The coat room outside the Greysolon Ballroom wasn’t needed Wednesday. The sun was shining and the term “coat-weather” was not in play.

The hundred-plus members of the business community who came to hear a national speaker address downtown trends came in their shirt sleeves. They heard a Duluth first-timer gush.

“My first impression of Duluth is off the charts,” speaker Brad Segal told the lunching crowd.

Segal cited the city’s compact downtown, its topography and its working harbor as major attributes.

“The fact you’re a hub for health care is a big, big deal,” said Segal, a Denver-based consultant who has worked with cities in 35 states over the past

20 years with his private urban management firm.

Segal will consult today with Duluth’s Greater Downtown Council during its strategic planning retreat. He said part of his goal is to “get them to think bigger.”

Council President Kristi Stokes praised the crowd as “a diverse group of business owners with lots of energy.”

Segal highlighted trends from across America during his presentation.

Baby Boomers, he said, are downsizing and moving closer to cities - a trait they share with their grandchildren, the Millennial generation, which Segal said also is fond of the urban connection.

“For the first time I can remember, there’s some justifiable optimism about the future of downtowns,” Segal said.

Younger and older people who move downtown are driving less and are more socially open-minded. Segal said bicycle sharing programs are the fastest growing mode of transportation in the world. Women are out-graduating men in U.S. colleges, creating more skilled women in the workforce than ever before. Finding and keeping skilled laborers is the No. 1 issue facing communities like Duluth, Segal said.

“You’ve got to do a good job of attracting and keeping young people here,” he said.

Keeping young people means housing them. One Duluth businessman asked Segal what Duluth could do about its market-rate housing shortage.
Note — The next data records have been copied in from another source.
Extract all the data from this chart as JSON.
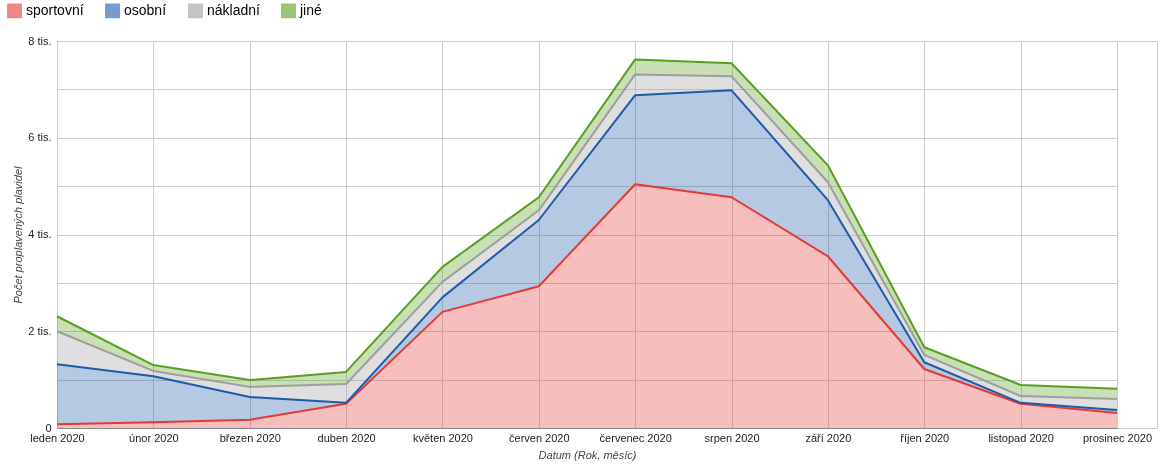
{
  "chart_data": {
    "type": "area",
    "stacked": true,
    "xlabel": "Datum (Rok, měsíc)",
    "ylabel": "Počet proplavených plavidel",
    "categories": [
      "leden 2020",
      "únor 2020",
      "březen 2020",
      "duben 2020",
      "květen 2020",
      "červen 2020",
      "červenec 2020",
      "srpen 2020",
      "září 2020",
      "říjen 2020",
      "listopad 2020",
      "prosinec 2020"
    ],
    "series": [
      {
        "name": "sportovní",
        "color": "#e53935",
        "values": [
          0.08,
          0.12,
          0.17,
          0.5,
          2.4,
          2.93,
          5.04,
          4.77,
          3.55,
          1.22,
          0.5,
          0.31
        ]
      },
      {
        "name": "osobní",
        "color": "#1e5aa8",
        "values": [
          1.24,
          0.95,
          0.47,
          0.02,
          0.3,
          1.37,
          1.84,
          2.21,
          1.16,
          0.14,
          0.02,
          0.06
        ]
      },
      {
        "name": "nákladní",
        "color": "#9e9e9e",
        "values": [
          0.68,
          0.11,
          0.21,
          0.39,
          0.32,
          0.2,
          0.43,
          0.29,
          0.37,
          0.15,
          0.14,
          0.23
        ]
      },
      {
        "name": "jiné",
        "color": "#5a9e1f",
        "values": [
          0.31,
          0.12,
          0.14,
          0.25,
          0.31,
          0.27,
          0.31,
          0.27,
          0.35,
          0.16,
          0.23,
          0.21
        ]
      }
    ],
    "ylim": [
      0,
      8
    ],
    "yticks": [
      0,
      {
        "value": 1,
        "label": null
      },
      {
        "value": 2,
        "label": "2 tis."
      },
      {
        "value": 3,
        "label": null
      },
      {
        "value": 4,
        "label": "4 tis."
      },
      {
        "value": 5,
        "label": null
      },
      {
        "value": 6,
        "label": "6 tis."
      },
      {
        "value": 7,
        "label": null
      },
      {
        "value": 8,
        "label": "8 tis."
      }
    ],
    "grid": true,
    "legend": "top left",
    "marker": "none"
  }
}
Segal suggested the public and

private sectors work together to find solutions.

“You start with small and modest projects,” Segal said. “When people trust you can fill them you grow from there.”

Kaila Gatz, a property manager for Oneida Realty in town, was among a number of women in the audience who fit the growing demographic of skilled women leading the workforce.

Gatz said she recognizes the trends, too.

“We are seeing a growing trend of women leading businesses,” said Gatz, who lists and sells commercial properties. “Lots of entrepreneurs in health and wellness. That’s been a big trend in the downtown area - medical partners, alternative medical practices.”

A diverse outcropping of businesses surrounding the health care industry is just the sort of thing one should expect of a city home to two hospitals, Segal said. Another: expect cities and regions to be more responsible for their infrastructures in the future.

“It’s going to be up to the city and the region to invest in improvements we’ve relied on the federal government with before,” Segal said.

One topic Segal left business owners to think about: social equity in cities.

“Be prepared,” he said. “Being equitable is an issue - in housing, wages and other areas.”